Assoziationen: Sachsen Dossier: Labor Kulturjournalismus Hellerau – Europäisches Zentrum der Künste
![Solidarität und Vergemeinschaftung: In Peter Šavel Tanzstück „Altalicious“ kommen verschiedene Künstler:innen aus der Slowakei zusammen.](/_next/image?url=%2Fapi%2Ffiles%2F1b1861ad-46e5-4022-8038-72db25e11cdc%2FLABORKULTURJOURNALISMUS%20LABORKULTURJOURNALISMUS%20(1600%20x%201080%20px).png&w=3840&q=75)
Seit Martina Šimkovičová Ende 2023 ihr Amt als Kulturministerin antrat, wird radikal alles gekürzt, was nicht in ihr rechtes Weltbild passt. Binnen kürzester Zeit wurden die Direktor:innen der Nationalgalerie und des Nationaltheaters entlassen, ebenso die Leiterinnen der Nationalbibliothek und des Kindermuseums Bibiana. Dem Slowakische Kunstrat, eine ehemals unabhängige Einrichtung zur Förderung von Kunst und Kultur, wurde seine Autonomie entzogen. Die Berufung von regierungsfreundlichen Funktionären in Leitungspositionen der großen staatlichen Institutionen lässt Šimkovičová freie Hand. So wurde beispielsweise ein Gastspiel des Queer Drama Festivals am slowakischen Nationaltheater in letzter Minute unter dem Vorwand, der Vertrag wäre zu spät aufgesetzt worden, abgesagt.
Die slowakische Kunstszene ringt um ihre Finanzierung und damit um ihr Weiterbestehen. Wie beim Eröffnungspanel von Nebenan/Zblízka angesprochen, sind die relativ junge Demokratie und ihre Institutionen noch nicht stabil genug, um den Angriffen von Fico und Šimkovičová standzuhalten.
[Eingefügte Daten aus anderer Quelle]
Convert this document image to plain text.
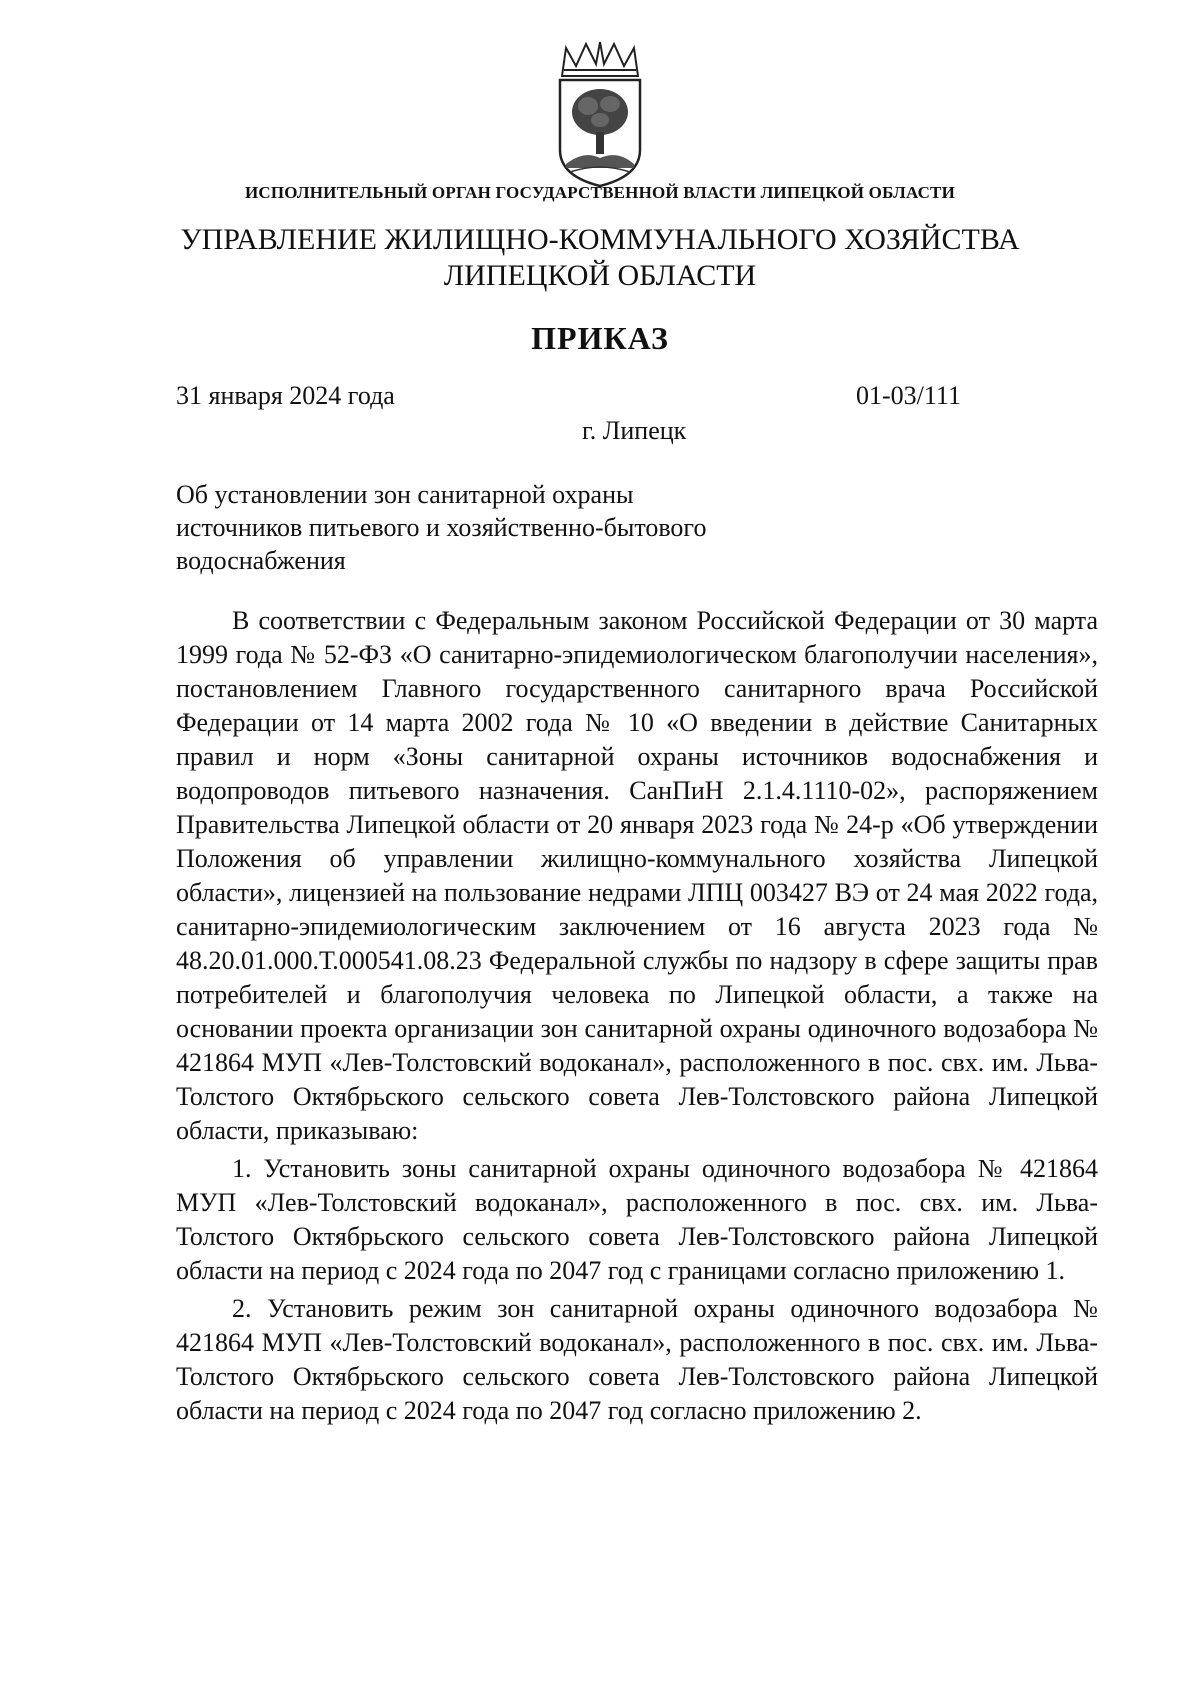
ИСПОЛНИТЕЛЬНЫЙ ОРГАН ГОСУДАРСТВЕННОЙ ВЛАСТИ ЛИПЕЦКОЙ ОБЛАСТИ
УПРАВЛЕНИЕ ЖИЛИЩНО-КОММУНАЛЬНОГО ХОЗЯЙСТВА
ЛИПЕЦКОЙ ОБЛАСТИ
ПРИКАЗ
31 января 2024 года	01-03/111
г. Липецк
Об установлении зон санитарной охраны
источников питьевого и хозяйственно-бытового
водоснабжения

В соответствии с Федеральным законом Российской Федерации от 30 марта 1999 года № 52-ФЗ «О санитарно-эпидемиологическом благополучии населения», постановлением Главного государственного санитарного врача Российской Федерации от 14 марта 2002 года № 10 «О введении в действие Санитарных правил и норм «Зоны санитарной охраны источников водоснабжения и водопроводов питьевого назначения. СанПиН 2.1.4.1110-02», распоряжением Правительства Липецкой области от 20 января 2023 года № 24-р «Об утверждении Положения об управлении жилищно-коммунального хозяйства Липецкой области», лицензией на пользование недрами ЛПЦ 003427 ВЭ от 24 мая 2022 года, санитарно-эпидемиологическим заключением от 16 августа 2023 года № 48.20.01.000.Т.000541.08.23 Федеральной службы по надзору в сфере защиты прав потребителей и благополучия человека по Липецкой области, а также на основании проекта организации зон санитарной охраны одиночного водозабора № 421864 МУП «Лев-Толстовский водоканал», расположенного в пос. свх. им. Льва-Толстого Октябрьского сельского совета Лев-Толстовского района Липецкой области, приказываю:

1. Установить зоны санитарной охраны одиночного водозабора № 421864 МУП «Лев-Толстовский водоканал», расположенного в пос. свх. им. Льва-Толстого Октябрьского сельского совета Лев-Толстовского района Липецкой области на период с 2024 года по 2047 год с границами согласно приложению 1.

2. Установить режим зон санитарной охраны одиночного водозабора № 421864 МУП «Лев-Толстовский водоканал», расположенного в пос. свх. им. Льва-Толстого Октябрьского сельского совета Лев-Толстовского района Липецкой области на период с 2024 года по 2047 год согласно приложению 2.
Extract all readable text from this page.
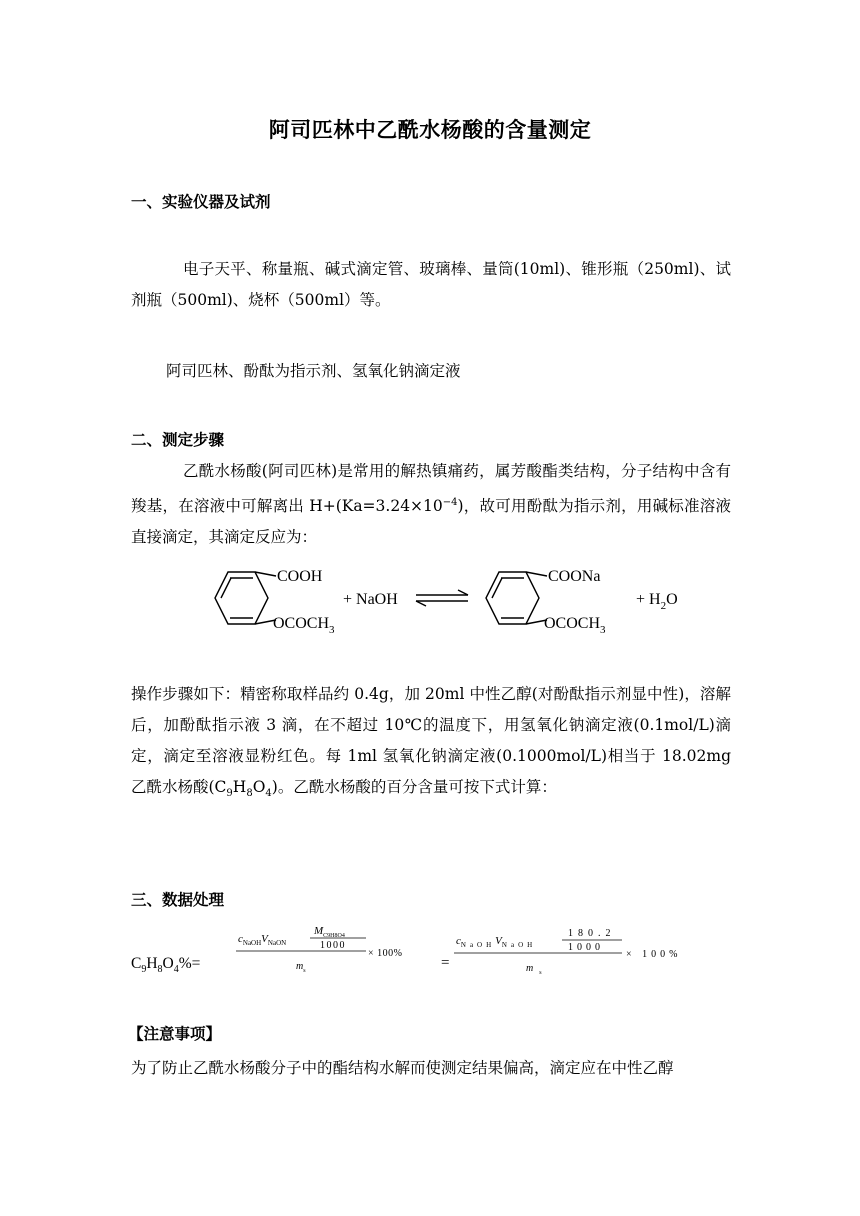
阿司匹林中乙酰水杨酸的含量测定
一、实验仪器及试剂
电子天平、称量瓶、碱式滴定管、玻璃棒、量筒(10ml)、锥形瓶（250ml)、试剂瓶（500ml)、烧杯（500ml）等。
阿司匹林、酚酞为指示剂、氢氧化钠滴定液
二、测定步骤
乙酰水杨酸(阿司匹林)是常用的解热镇痛药，属芳酸酯类结构，分子结构中含有羧基，在溶液中可解离出 $H+(Ka=3.24\times 10^{-4})$，故可用酚酞为指示剂，用碱标准溶液直接滴定，其滴定反应为：
COOH
$OCOCH_3$
+ NaOH
COONa
$OCOCH_3$
+ $H_2O$
操作步骤如下：精密称取样品约 0.4g，加 20ml 中性乙醇(对酚酞指示剂显中性)，溶解后，加酚酞指示液 3 滴，在不超过 10℃的温度下，用氢氧化钠滴定液(0.1mol/L)滴定，滴定至溶液显粉红色。每 1ml 氢氧化钠滴定液(0.1000mol/L)相当于 18.02mg 乙酰水杨酸$(C_9H_8O_4)$。乙酰水杨酸的百分含量可按下式计算：
三、数据处理
$C_9H_8O_4\%=$
$c_{NaOH}V_{NaON}$
$M_{C9H8O4}$
1000
× 100%
$m_s$	=
$c_{NaOH}V_{NaOH}$
180.2
1000
× 100%
m $_s$
【注意事项】
为了防止乙酰水杨酸分子中的酯结构水解而使测定结果偏高，滴定应在中性乙醇
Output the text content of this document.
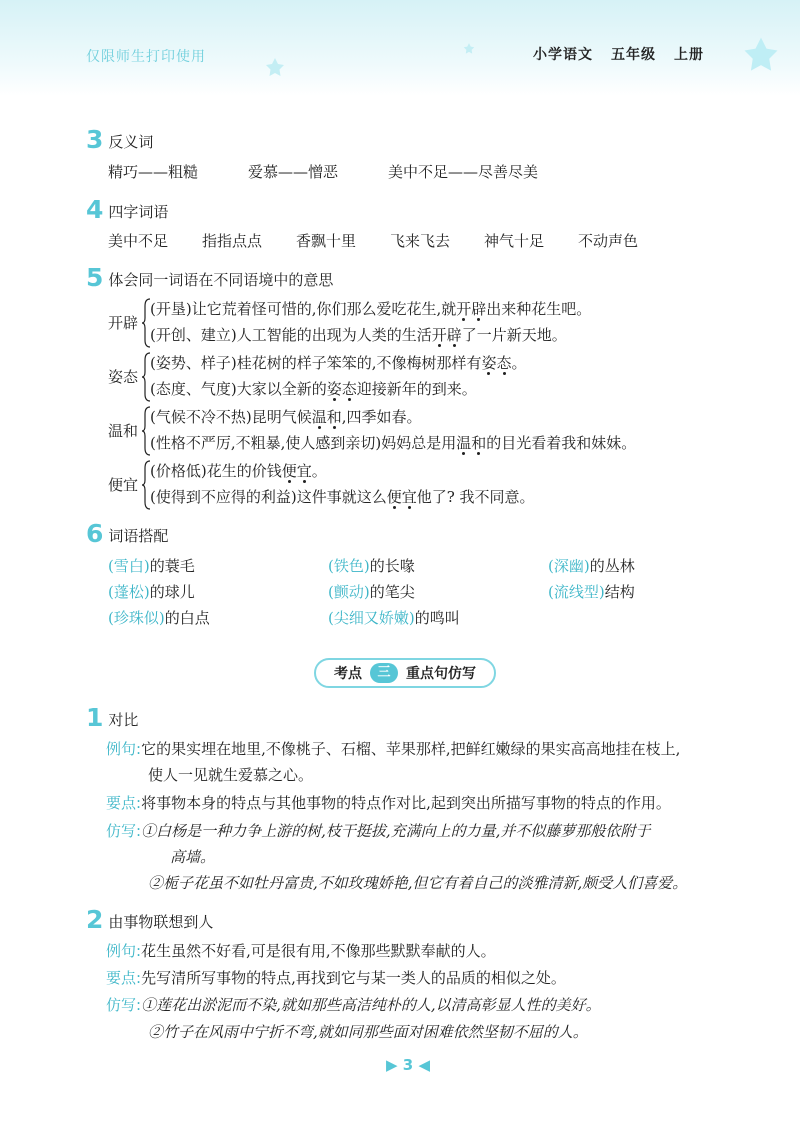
仅限师生打印使用	小学语文 五年级 上册
3 反义词
精巧——粗糙	爱慕——憎恶	美中不足——尽善尽美
4 四字词语
美中不足 指指点点 香飘十里 飞来飞去 神气十足 不动声色
5 体会同一词语在不同语境中的意思
开辟
(开垦)让它荒着怪可惜的,你们那么爱吃花生,就开辟出来种花生吧。
(开创、建立)人工智能的出现为人类的生活开辟了一片新天地。
姿态
(姿势、样子)桂花树的样子笨笨的,不像梅树那样有姿态。
(态度、气度)大家以全新的姿态迎接新年的到来。
温和
(气候不冷不热)昆明气候温和,四季如春。
(性格不严厉,不粗暴,使人感到亲切)妈妈总是用温和的目光看着我和妹妹。
便宜
(价格低)花生的价钱便宜。
(使得到不应得的利益)这件事就这么便宜他了? 我不同意。
6 词语搭配
(雪白)的蓑毛	(铁色)的长喙	(深幽)的丛林
(蓬松)的球儿	(颤动)的笔尖	(流线型)结构
(珍珠似)的白点	(尖细又娇嫩)的鸣叫
考点	三	重点句仿写
1 对比
例句:它的果实埋在地里,不像桃子、石榴、苹果那样,把鲜红嫩绿的果实高高地挂在枝上,
使人一见就生爱慕之心。
要点:将事物本身的特点与其他事物的特点作对比,起到突出所描写事物的特点的作用。
仿写:①白杨是一种力争上游的树,枝干挺拔,充满向上的力量,并不似藤萝那般依附于
高墙。
②栀子花虽不如牡丹富贵,不如玫瑰娇艳,但它有着自己的淡雅清新,颇受人们喜爱。
2 由事物联想到人
例句:花生虽然不好看,可是很有用,不像那些默默奉献的人。
要点:先写清所写事物的特点,再找到它与某一类人的品质的相似之处。
仿写:①莲花出淤泥而不染,就如那些高洁纯朴的人,以清高彰显人性的美好。
②竹子在风雨中宁折不弯,就如同那些面对困难依然坚韧不屈的人。
▶ 3 ◀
Viele der Proteste, die aktuell in der Slowakei stattfinden, werden von Kulturschaffenden organisiert. Die Plattform Otvorená kultúra (Offene Kultur) versammelt Akteur:innen aus verschiedenen Disziplinen, Regionen und Strukturen, um sich gemeinsam für den Schutz der Kulturszene in der Slowakei einzusetzen. Das Netzwerk Antena bringt Mitarbeitende und Verantwortliche von Kulturzentren aus allen Teilen des Landes zusammen, um gemeinsam auf die kulturpolitische Situation zu reagieren. So wurde Geld über Crowdfunding, etwa für von Kürzungen betroffene Projekte gesammelt, vor allem aber Demonstrationen organisiert. Theaterautorin, Kuratorin und Teilnehmerin des Let’s Talk- Formats Michaela Pašteková erzählt im Interview, dass die Kulturszene in der Slowakei noch nie so geeinigt war wie heute: „Die Disziplinen waren vorher nicht so vernetzt. Es gab Zusammenschlüsse von Tänzer:innen, bildende Künstler:innen, Galerist:innen und Bibliothekar:innen. Inzwischen versuchen wir wirklich, die ganze Szene im Land zu verbinden, um uns gegen die absurden politischen Entscheidungen zu wehren. Dieser Kampf geht weit über das Ringen um Finanzierung hinaus.“ Gemeinsam suchen die Kulturschaffenden weitere Bündnispartner:innen. Pašteková erzählt, wie Kontakt zu anderen Organisationen und zivilgesellschaftlichen Akteuren, wie Umweltschutzorganisationen und dem medizinischen Bereich gesucht wird. So erhofft sich, die Bewegung weitere Teile der Bevölkerung für ihre Anliegen zugewinnen.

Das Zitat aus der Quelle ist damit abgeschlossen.